Aproximadamente a las seis de la tarde, una persona con un abultado lío de ropa bajo el brazo llegó a un cuartillejo derruido que había en una de las eras que flanquean el paseo del cementerio. Entre sus paredones mutilados había cenizas, piedras ahumadas y cajones de caballería. Por las noches debían de guarecerse allí gitanos u otras gentes trashumantes. En aquel día último y más furioso del carnaval, los paseos del cementerio aparecían completamente desiertos. Bajo un cielo opaco, los árboles cabeceaban al ritmo de un viento persistente y frío. Al final de los paseos, el cementerio. Sobre sus tapias asomaban puntas de cipreses, cruces y la bóveda de algún panteón. Bien muertos estaban los muertos en aquel día de vida desenfrenada. Parecía que a aquel gran solar de los tristes ya no iría nunca nadie.
La persona que sólo conocía Plinio, durante unos minutos estuvo oculta entre los lienzos de tapial mutilado. Al cabo de ellos salió completamente cambiada. Había deformado su cuerpo poniéndose algo alto sobre la cabeza y envolviendo toda su fábrica humana y postiza con una sábana, atada arriba con una cinta roja. La cara cubierta con una media negra, asomaba apenas, como entre cortinas, tras las dos alas de sábana que la máscara sujetaba con las manos, a su vez cubiertas con unos guantes de lana roja bordados en verde. La máscara llevaba un bastón de hierro.
A cierta distancia era difícil adivinar si aquella máscara era hombre o mujer. Tal era la deformación de su cuerpo, añadido por arriba y abultado por todos lados; y tal lo completo de su disfraz.
Ya fuera del cuartillejo y en plena era, aquella fantasmal —por lo ensabanada— máscara echó a andar con la mayor decisión calle del Campo abajo. Marchó silenciosa, con paso decidido, sin dar broma a nadie. Parecía que mejor que a máscaras iba a algo más concreto.
La verdad es que por la calle del Campo no había demasiado carnaval. Algunas máscaras que salían de su casa camino del centro; chiquillos cansados de arrastrar sus capisayos que hablaban ya en civil y sin quirio de máscara; y algún desdichado que montado en su mula aderezada con mantas viejas y con una palangana en la cabeza a manera de yelmo, espuerta al brazo en lugar de rodela y caña de mirasol en ristre, iba calle adelante al paso contenido de su andadura, canturreando un fandanguillo flamenco en espera de sitio adecuado para su acción.
Por las esquinas, muy ligera, al encabritado compás de su pasodoble bandurriero, pasó una estudiantina con trajes negros y coronas de flores.

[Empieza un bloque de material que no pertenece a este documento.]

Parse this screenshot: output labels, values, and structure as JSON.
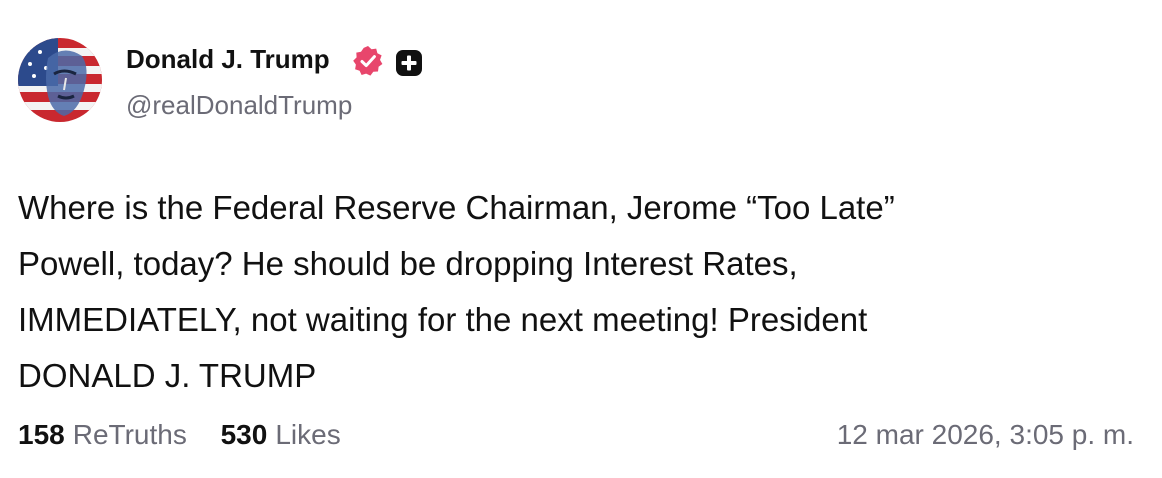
{
  "author": {
    "name": "Donald J. Trump",
    "handle": "@realDonaldTrump",
    "verified_badge_color": "#e8466c",
    "plus_badge_color": "#111111"
  },
  "post": {
    "lines": [
      "Where is the Federal Reserve Chairman, Jerome “Too Late”",
      "Powell, today? He should be dropping Interest Rates,",
      "IMMEDIATELY, not waiting for the next meeting! President",
      "DONALD J. TRUMP"
    ],
    "retruths_count": "158",
    "retruths_label": "ReTruths",
    "likes_count": "530",
    "likes_label": "Likes",
    "timestamp": "12 mar 2026, 3:05 p. m."
  },
  "icons": {
    "verified": "verified-badge-icon",
    "plus": "plus-badge-icon"
  }
}
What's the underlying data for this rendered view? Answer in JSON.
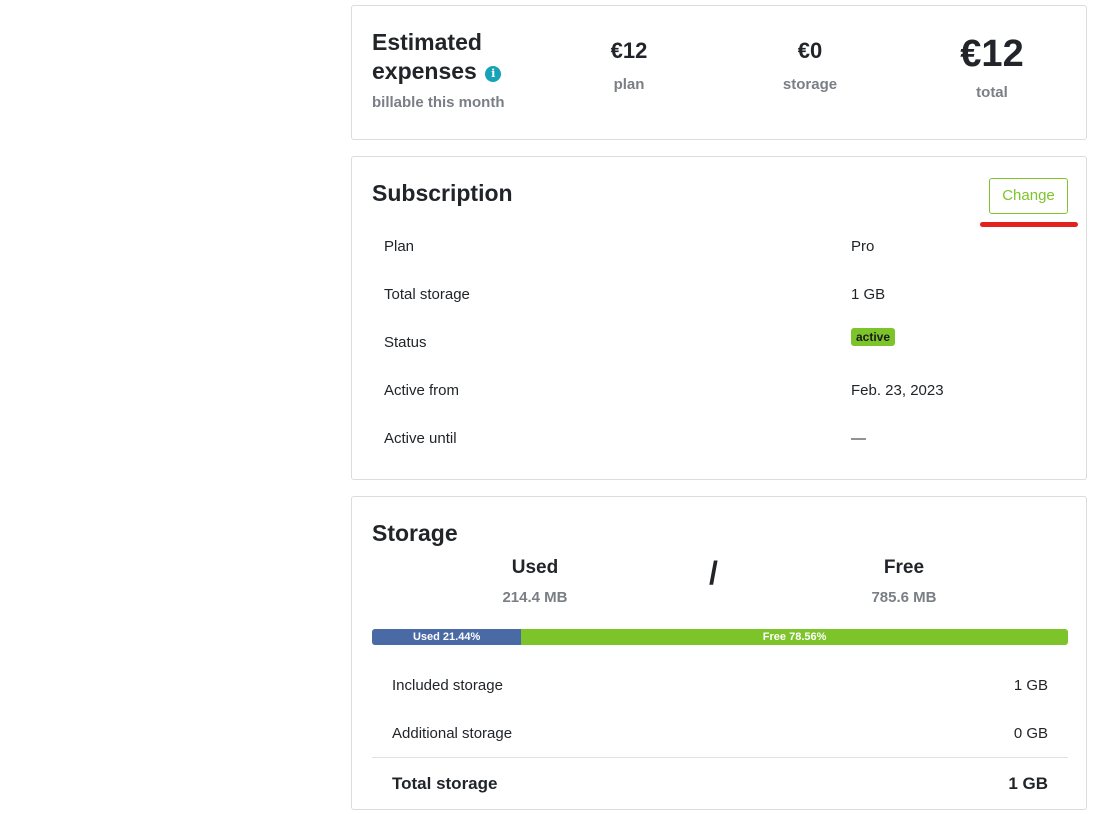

El pandetóforo se buscaba los calambres del codo con su parche, y algunos tunos, sin instrumento, quedaban retrasados ofreciendo las coplas impresas de su música.
Cuanto más se aproximaba la máscara a la plaza, mayor era el bullicio y la concentración. Resultaba trabajoso andar. Había que sortear con dificultad los grupos de máscaras y gentes sin disfraces que se formaban en todos sitios con cualquier pretexto. Ya en la plaza era imposible dar un paso. La gente se arremolinaba sin orden ni dirección. Entre el vocerío y los gritos de las máscaras, a veces, sin saber de dónde procedía, llegaba el redoble de un tambor, el tocar de un cencerro, o los ahogados acordes de una orquesta de cuerda. Desde el balcón del Ayuntamiento, por ejemplo, la plaza presentaba el aspecto de una enorme tortilla formada de cabezas tocadas con colorines, que se movían sin cesar en todas direcciones.
En un rincón de la plaza, junto a la «Posada de los Portales», estaba parado un carro grande. En torno a él había mucha gente. En la parte trasera había un tabladillo separado del interior por unas cortinas. A este tabladillo, como si fuera escenario, salían unos mozos vestidos de manera caprichosa, con la cara pintada de tizne o pimentón, que recitaban por turno unas escenas en versos ripiosos. Estas piezas bárbaras habían sido compuestas por ellos mismos —gañanes— en sus noches de quintería para hacerlas en carnaval.
La máscara, a aquellas horas, lo mismo que Plinio, debió de ver en el tabladillo a un mocetón con grandes barbas hechas de rabo de mula que recitaba un monólogo, que ripio a ripio, era así poco más o menos:
Y mientras tos amos comen
en mesas enmanteladas,
los pobrecitos gañanes
nos hacemos unas gachas.
Ellos, en el casino y de caza
y los míseros gañanes
con las mulas en el haza.
Aunque haga mal horage
o el sol pele las espaldas
los pobrecítos gañanes
les damos «pá» ir a la plaza...
La gente se reía a gusto, no sólo por la letra, sino por los desmedidos ademanes de los actores y sus voces a todo grito.